Germanofobi się wściekną. Biden na czele NATO chce postawić wpływową Niemkę
W miniony wtorek Jens Stoltenberg poinformował, że pozostanie sekretarzem generalnym NATO do końca września 2024 roku. To był już trzeci raz, gdy przywódcy państw członkowskich przedłużyli kadencję byłemu premierowi Norwegii, który największą międzynarodową organizacją polityczno-wojskową kieruje od października 2014 roku.
Przecieki docierające do mediów z kwatery głównej NATO mówią, że na więcej Stoltenberg już naprawdę się nie zgodzi. Nawet tym razem stawiał on silny opór, czego wyraz dał publicznie w wywiadzie dla norweskiego pisma "Aftenposten", w którym jednoznacznie zapowiadał powrót do ojczyzny.
Kto nowym sekretarzem generalnym NATO po erze Stoltenberga?
Norweski socjaldemokrata musiał złamać swoje postanowienie, gdyż członkowie Sojuszu Północnoatlantyckiego nie porozumieli się w sprawie możliwych kandydatur. Obecnie do wyboru byli głównie były sekretarz stanu ds. obrony Wielkiej Brytanii Ben Wallace oraz premierka Danii Mette Frederiksen.
Dunka teoretycznie ma wszystko, co powinno cechować szefową NATO w tych czasach – silną osobowość, rozległe kontakty na świecie i jednoznaczną opinię na temat tego, że putinowska Rosja to wróg wolnego świata. Jest ona znana także z umiejętnego ważenia słów.
Problem w tym, że Frederiksen jest "niewłaściwej" narodowości. Duńczykiem był poprzednik Jensa Stoltenberga, czyli Anders Fogh Rasmussen. Uznano więc, że jest zbyt szybko na kolejnego szefa NATO wprost z Kopenhagi.
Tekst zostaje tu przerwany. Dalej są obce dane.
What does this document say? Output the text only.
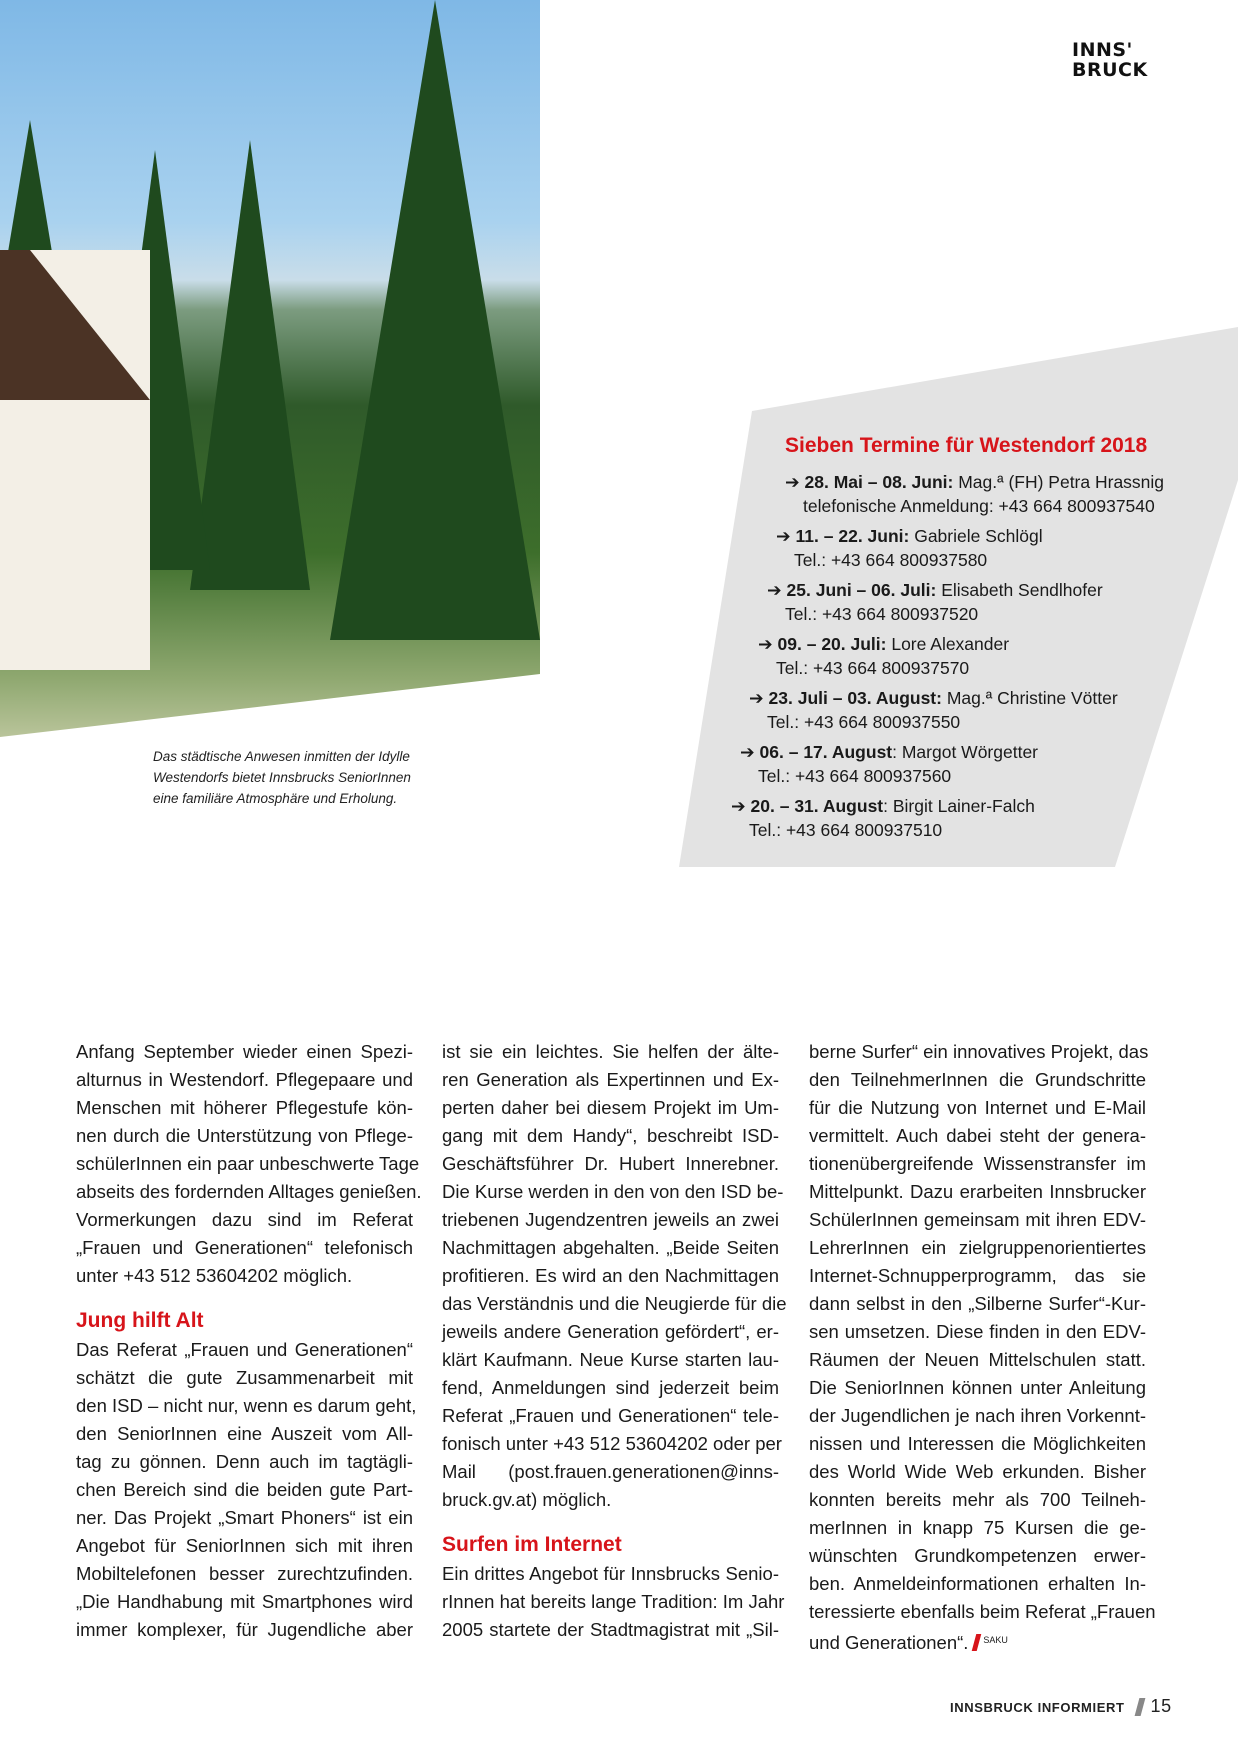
INNS'
BRUCK
Das städtische Anwesen inmitten der Idylle
Westendorfs bietet Innsbrucks SeniorInnen
eine familiäre Atmosphäre und Erholung.
Sieben Termine für Westendorf 2018
➔ 28. Mai – 08. Juni: Mag.ª (FH) Petra Hrassnig
telefonische Anmeldung: +43 664 800937540
➔ 11. – 22. Juni: Gabriele Schlögl
Tel.: +43 664 800937580
➔ 25. Juni – 06. Juli: Elisabeth Sendlhofer
Tel.: +43 664 800937520
➔ 09. – 20. Juli: Lore Alexander
Tel.: +43 664 800937570
➔ 23. Juli – 03. August: Mag.ª Christine Vötter
Tel.: +43 664 800937550
➔ 06. – 17. August: Margot Wörgetter
Tel.: +43 664 800937560
➔ 20. – 31. August: Birgit Lainer-Falch
Tel.: +43 664 800937510
Anfang September wieder einen Spezi-
alturnus in Westendorf. Pflegepaare und
Menschen mit höherer Pflegestufe kön-
nen durch die Unterstützung von Pflege-
schülerInnen ein paar unbeschwerte Tage
abseits des fordernden Alltages genießen.
Vormerkungen dazu sind im Referat
„Frauen und Generationen“ telefonisch
unter +43 512 53604202 möglich.
Jung hilft Alt
Das Referat „Frauen und Generationen“
schätzt die gute Zusammenarbeit mit
den ISD – nicht nur, wenn es darum geht,
den SeniorInnen eine Auszeit vom All-
tag zu gönnen. Denn auch im tagtägli-
chen Bereich sind die beiden gute Part-
ner. Das Projekt „Smart Phoners“ ist ein
Angebot für SeniorInnen sich mit ihren
Mobiltelefonen besser zurechtzufinden.
„Die Handhabung mit Smartphones wird
immer komplexer, für Jugendliche aber
ist sie ein leichtes. Sie helfen der älte-
ren Generation als Expertinnen und Ex-
perten daher bei diesem Projekt im Um-
gang mit dem Handy“, beschreibt ISD-
Geschäftsführer Dr. Hubert Innerebner.
Die Kurse werden in den von den ISD be-
triebenen Jugendzentren jeweils an zwei
Nachmittagen abgehalten. „Beide Seiten
profitieren. Es wird an den Nachmittagen
das Verständnis und die Neugierde für die
jeweils andere Generation gefördert“, er-
klärt Kaufmann. Neue Kurse starten lau-
fend, Anmeldungen sind jederzeit beim
Referat „Frauen und Generationen“ tele-
fonisch unter +43 512 53604202 oder per
Mail (post.frauen.generationen@inns-
bruck.gv.at) möglich.
Surfen im Internet
Ein drittes Angebot für Innsbrucks Senio-
rInnen hat bereits lange Tradition: Im Jahr
2005 startete der Stadtmagistrat mit „Sil-
berne Surfer“ ein innovatives Projekt, das
den TeilnehmerInnen die Grundschritte
für die Nutzung von Internet und E-Mail
vermittelt. Auch dabei steht der genera-
tionenübergreifende Wissenstransfer im
Mittelpunkt. Dazu erarbeiten Innsbrucker
SchülerInnen gemeinsam mit ihren EDV-
LehrerInnen ein zielgruppenorientiertes
Internet-Schnupperprogramm, das sie
dann selbst in den „Silberne Surfer“-Kur-
sen umsetzen. Diese finden in den EDV-
Räumen der Neuen Mittelschulen statt.
Die SeniorInnen können unter Anleitung
der Jugendlichen je nach ihren Vorkennt-
nissen und Interessen die Möglichkeiten
des World Wide Web erkunden. Bisher
konnten bereits mehr als 700 Teilneh-
merInnen in knapp 75 Kursen die ge-
wünschten Grundkompetenzen erwer-
ben. Anmeldeinformationen erhalten In-
teressierte ebenfalls beim Referat „Frauen
und Generationen“. $^{SAKU}$
INNSBRUCK INFORMIERT 15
O tym, że umiejętnie waży słowa, nie można za to powiedzieć o byłym szefie brytyjskiego ministerstwa obrony. Absolwent Royal Military Academy Sandhurst części przywódców wydawał się dobrym kandydatem ze względu na silne antyrosyjskie poglądy. Jednocześnie kilku najważniejszych w NATO graczy Ben Wallace zirytował skłonnością do wychodzenia przed szereg.
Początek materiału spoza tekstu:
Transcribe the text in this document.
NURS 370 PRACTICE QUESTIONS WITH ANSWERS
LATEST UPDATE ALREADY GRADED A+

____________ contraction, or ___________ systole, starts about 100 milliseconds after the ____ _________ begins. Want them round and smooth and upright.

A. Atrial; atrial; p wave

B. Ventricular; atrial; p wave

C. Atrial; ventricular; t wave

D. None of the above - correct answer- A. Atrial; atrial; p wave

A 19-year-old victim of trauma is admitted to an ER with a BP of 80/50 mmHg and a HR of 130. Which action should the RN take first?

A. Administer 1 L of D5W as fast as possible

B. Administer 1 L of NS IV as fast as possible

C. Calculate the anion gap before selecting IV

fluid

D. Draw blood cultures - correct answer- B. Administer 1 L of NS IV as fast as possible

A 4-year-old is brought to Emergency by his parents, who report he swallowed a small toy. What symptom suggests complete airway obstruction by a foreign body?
Jak informowaliśmy w naTemat.pl, miał on stracić szanse na kierowanie Sojuszem Północnoatlantyckim ze względu na przedwczesną zapowiedź przekazania Ukrainie samolotów wielozadaniowych F-16. Głównym hamulcowym kandydatury Brytyjczyka miał być prezydent USA Joe Biden.
Joe Biden chce Niemki na czele NATO
Teraz brytyjski "The Telegraph" oraz niemiecki "Bild" donoszą, iż Biały Dom wolał wynegocjować ze Stoltenbergiem przedłużenie kadencji i poczekać na moment, w którym wolna od aktualnych obowiązków będzie pewna wpływowa Niemka. Mowa oczywiście o przewodniczącej Komisji Europejskiej Ursuli von der Leyen.
Jej pięcioletnia kadencja na unijnym stanowisku kończy się jesienią 2024 roku, czyli mniej więcej wówczas, gdy ustąpi Stoltenberg. Według informatorów "The Telegraph" z szefostwa NATO, Biden miał już wstępnie poprosić Niemkę o pokierowanie organizacją, a ona tej propozycji nie odrzuciła.
"Bild" wskazuje tymczasem na "silną więź", jaką szefowa KE nawiązała z prezydentem USA w ostatnich latach, a szczególnie po wybuchu wojny w Ukrainie. Nie bez znaczenia jest też przyjaźń niemieckiej chadeczki z prezydentem Francji Emmanuelem Macronem.
Poza tym na korzyść Ursuli von der Leyen przemawia fakt, że była ona szefową ministerstwa obrony RFN w rządzie Angeli Merkel i reprezentuje wieloletniego członka NATO o stabilnej sytuacji wewnętrznej. Zarazem Niemcy ostatni raz stanowisko sekretarza generalnego obsadzili na przełomie lat 80-tych i 90-tych – Manfreda Wörnera wybrano jeszcze przed upadkiem muru berlińskiego.